You might think that linking the words “sporty” and “Maybach” creates the ultimate automotive oxymoron, but a sporty Maybach is exactly what American buyers–who account for 50 percent of the car’s world market–want, the automaker says.
It’s not as if the regular Maybach is mechanically underendowed, but the 57S (for Spezial) is positively John Holmes-ian. Its 6.0-liter, twin-turbo V-12 makes 603 hp and 738 lb-ft of torque, versus 543 hp and 664 lb-ft for the stock 57, enough to spear this 6000-pound behemoth from 0 to 62 mph in 5.0 seconds and on to a top speed of 171 mph. Maybach also retuned the air suspension, lowered the ride height by 0.6 inch, and fitted thicker antiroll bars and twenty-inch wheels.
Cosmetic changes include a revised grille and rear bumper plus unique monotone black or silver paint schemes. The cabin gets made over, too, with available piano black trim and even more gorgeous leather.
The 57S drives remarkably well, although its considerable mass eventually overpowers the outside tires when cornering, even with the air springs in the sportiest setting. The road-crushing ride is unperturbed by the stiffer suspension, and the lack of noise from the 275/45 Michelin Pilot Sport PS2s is amazing.
We still don’t quite get the Maybach, though.
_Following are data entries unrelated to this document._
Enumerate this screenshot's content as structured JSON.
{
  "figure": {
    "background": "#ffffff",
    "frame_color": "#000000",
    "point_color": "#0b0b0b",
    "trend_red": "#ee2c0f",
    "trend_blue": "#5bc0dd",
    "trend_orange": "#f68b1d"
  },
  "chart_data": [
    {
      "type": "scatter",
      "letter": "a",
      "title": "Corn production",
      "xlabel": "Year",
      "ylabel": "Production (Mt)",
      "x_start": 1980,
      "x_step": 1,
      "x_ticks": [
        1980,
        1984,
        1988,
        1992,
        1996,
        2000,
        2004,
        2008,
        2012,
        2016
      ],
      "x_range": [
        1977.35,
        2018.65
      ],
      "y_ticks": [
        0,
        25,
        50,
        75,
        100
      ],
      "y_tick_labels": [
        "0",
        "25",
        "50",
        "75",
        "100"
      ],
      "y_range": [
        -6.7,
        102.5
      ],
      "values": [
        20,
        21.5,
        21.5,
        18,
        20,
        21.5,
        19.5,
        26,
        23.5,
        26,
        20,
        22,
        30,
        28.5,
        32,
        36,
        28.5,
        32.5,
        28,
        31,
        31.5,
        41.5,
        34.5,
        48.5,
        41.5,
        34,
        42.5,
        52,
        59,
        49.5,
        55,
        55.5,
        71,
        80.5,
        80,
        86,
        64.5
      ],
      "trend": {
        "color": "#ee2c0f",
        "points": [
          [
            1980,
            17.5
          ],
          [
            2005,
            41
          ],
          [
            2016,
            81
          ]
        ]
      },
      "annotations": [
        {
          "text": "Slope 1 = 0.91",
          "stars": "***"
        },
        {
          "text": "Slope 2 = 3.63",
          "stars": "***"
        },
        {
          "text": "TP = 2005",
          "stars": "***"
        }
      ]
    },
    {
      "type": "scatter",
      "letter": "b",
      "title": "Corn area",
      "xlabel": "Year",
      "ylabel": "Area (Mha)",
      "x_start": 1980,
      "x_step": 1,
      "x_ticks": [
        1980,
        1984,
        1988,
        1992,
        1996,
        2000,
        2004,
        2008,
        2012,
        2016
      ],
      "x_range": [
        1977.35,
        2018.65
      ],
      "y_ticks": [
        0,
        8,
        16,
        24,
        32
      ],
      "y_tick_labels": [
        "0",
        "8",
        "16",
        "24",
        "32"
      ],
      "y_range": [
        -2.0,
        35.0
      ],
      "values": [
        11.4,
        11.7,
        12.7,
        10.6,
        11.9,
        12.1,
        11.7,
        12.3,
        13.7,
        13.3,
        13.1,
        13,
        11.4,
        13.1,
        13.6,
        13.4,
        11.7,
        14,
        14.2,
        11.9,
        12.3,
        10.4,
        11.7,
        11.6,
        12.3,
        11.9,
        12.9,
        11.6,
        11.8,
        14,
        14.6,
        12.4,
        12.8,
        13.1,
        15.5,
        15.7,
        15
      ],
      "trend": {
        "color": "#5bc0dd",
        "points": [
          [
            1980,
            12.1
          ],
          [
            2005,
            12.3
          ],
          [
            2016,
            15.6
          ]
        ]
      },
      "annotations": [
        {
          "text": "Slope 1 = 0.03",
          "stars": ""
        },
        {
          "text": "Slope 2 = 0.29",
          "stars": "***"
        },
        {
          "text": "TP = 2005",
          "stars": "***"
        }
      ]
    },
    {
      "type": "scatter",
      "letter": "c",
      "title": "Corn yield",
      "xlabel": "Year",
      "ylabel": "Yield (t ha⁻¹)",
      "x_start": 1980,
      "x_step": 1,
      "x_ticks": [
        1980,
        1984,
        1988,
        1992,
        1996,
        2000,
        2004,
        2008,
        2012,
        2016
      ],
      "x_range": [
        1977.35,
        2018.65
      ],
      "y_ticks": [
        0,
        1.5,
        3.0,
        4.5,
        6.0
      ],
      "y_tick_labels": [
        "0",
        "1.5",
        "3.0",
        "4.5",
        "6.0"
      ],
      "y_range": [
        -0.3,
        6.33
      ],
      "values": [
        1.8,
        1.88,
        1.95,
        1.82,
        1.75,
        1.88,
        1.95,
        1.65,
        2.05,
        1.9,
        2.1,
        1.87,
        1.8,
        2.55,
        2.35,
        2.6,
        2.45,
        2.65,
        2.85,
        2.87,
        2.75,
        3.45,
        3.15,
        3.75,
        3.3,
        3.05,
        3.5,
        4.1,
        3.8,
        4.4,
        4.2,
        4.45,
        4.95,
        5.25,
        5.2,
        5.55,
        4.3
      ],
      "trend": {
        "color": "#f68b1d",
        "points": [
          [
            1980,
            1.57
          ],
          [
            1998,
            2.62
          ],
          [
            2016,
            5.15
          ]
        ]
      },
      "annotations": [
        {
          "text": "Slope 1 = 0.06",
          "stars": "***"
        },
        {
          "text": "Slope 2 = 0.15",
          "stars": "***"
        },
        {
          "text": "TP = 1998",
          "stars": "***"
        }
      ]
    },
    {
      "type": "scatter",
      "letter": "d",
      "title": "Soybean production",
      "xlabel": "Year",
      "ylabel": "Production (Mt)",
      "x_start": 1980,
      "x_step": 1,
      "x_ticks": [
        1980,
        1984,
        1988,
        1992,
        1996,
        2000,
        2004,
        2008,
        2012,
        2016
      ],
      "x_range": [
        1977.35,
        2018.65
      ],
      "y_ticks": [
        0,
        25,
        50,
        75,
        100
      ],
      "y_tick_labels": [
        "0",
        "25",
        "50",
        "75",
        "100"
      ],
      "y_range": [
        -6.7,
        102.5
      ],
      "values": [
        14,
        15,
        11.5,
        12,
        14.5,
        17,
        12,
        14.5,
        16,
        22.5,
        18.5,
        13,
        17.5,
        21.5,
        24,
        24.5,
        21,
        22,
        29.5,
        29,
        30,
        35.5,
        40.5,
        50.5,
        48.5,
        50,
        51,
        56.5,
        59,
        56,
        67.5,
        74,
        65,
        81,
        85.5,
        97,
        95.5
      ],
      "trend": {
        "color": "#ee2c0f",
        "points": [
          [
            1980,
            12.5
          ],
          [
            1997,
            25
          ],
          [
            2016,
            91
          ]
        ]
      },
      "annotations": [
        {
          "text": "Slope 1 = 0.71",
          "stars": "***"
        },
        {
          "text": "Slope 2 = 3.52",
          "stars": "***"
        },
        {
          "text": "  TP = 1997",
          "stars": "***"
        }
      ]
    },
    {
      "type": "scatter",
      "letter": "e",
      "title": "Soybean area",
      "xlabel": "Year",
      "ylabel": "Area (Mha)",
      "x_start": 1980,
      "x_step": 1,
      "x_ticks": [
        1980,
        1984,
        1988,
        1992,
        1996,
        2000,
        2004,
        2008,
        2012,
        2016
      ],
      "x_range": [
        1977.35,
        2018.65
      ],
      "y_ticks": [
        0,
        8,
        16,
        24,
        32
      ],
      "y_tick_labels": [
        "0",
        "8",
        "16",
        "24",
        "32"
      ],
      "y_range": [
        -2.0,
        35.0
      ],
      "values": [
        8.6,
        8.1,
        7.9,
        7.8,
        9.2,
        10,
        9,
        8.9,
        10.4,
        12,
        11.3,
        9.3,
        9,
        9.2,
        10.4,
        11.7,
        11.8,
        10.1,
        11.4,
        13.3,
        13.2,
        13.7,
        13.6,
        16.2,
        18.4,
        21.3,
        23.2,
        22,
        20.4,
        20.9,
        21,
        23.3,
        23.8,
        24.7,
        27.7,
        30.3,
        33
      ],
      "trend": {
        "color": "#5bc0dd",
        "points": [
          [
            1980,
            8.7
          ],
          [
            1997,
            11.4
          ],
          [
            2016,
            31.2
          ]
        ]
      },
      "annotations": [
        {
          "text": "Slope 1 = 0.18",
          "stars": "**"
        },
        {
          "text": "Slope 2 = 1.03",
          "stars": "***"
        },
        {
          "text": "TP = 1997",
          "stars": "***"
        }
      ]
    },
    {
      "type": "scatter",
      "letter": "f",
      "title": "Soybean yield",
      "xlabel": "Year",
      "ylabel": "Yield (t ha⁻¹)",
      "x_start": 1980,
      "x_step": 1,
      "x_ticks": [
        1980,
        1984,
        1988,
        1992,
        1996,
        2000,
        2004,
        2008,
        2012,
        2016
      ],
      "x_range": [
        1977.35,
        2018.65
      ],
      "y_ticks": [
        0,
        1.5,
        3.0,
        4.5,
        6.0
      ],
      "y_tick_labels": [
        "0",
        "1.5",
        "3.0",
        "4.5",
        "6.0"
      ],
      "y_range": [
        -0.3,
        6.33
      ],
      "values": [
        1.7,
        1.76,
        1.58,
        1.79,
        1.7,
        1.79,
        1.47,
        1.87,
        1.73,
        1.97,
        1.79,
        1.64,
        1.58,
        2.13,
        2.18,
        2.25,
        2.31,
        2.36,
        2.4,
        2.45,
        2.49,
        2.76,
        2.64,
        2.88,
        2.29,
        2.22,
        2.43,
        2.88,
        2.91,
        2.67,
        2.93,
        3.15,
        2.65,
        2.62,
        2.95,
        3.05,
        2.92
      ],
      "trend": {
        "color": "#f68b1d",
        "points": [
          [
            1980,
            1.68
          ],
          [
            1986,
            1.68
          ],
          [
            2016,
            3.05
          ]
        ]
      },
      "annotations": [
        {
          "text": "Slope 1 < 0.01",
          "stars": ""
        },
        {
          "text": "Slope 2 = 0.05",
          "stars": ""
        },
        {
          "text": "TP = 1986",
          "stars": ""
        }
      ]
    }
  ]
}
If you want to flaunt your wealth, the Rolls-Royce Phantom does it better: about 2000 have been sold worldwide, compared with 1500 Maybachs. The 57S is better to drive than the standard Maybach 57 or 62 or the Rolls, but the and the Mercedes S-class are more entertaining. Still, if you like to drive fast and terrify three cossetted passengers and also need to telegraph your status, the Maybach is the only game in town.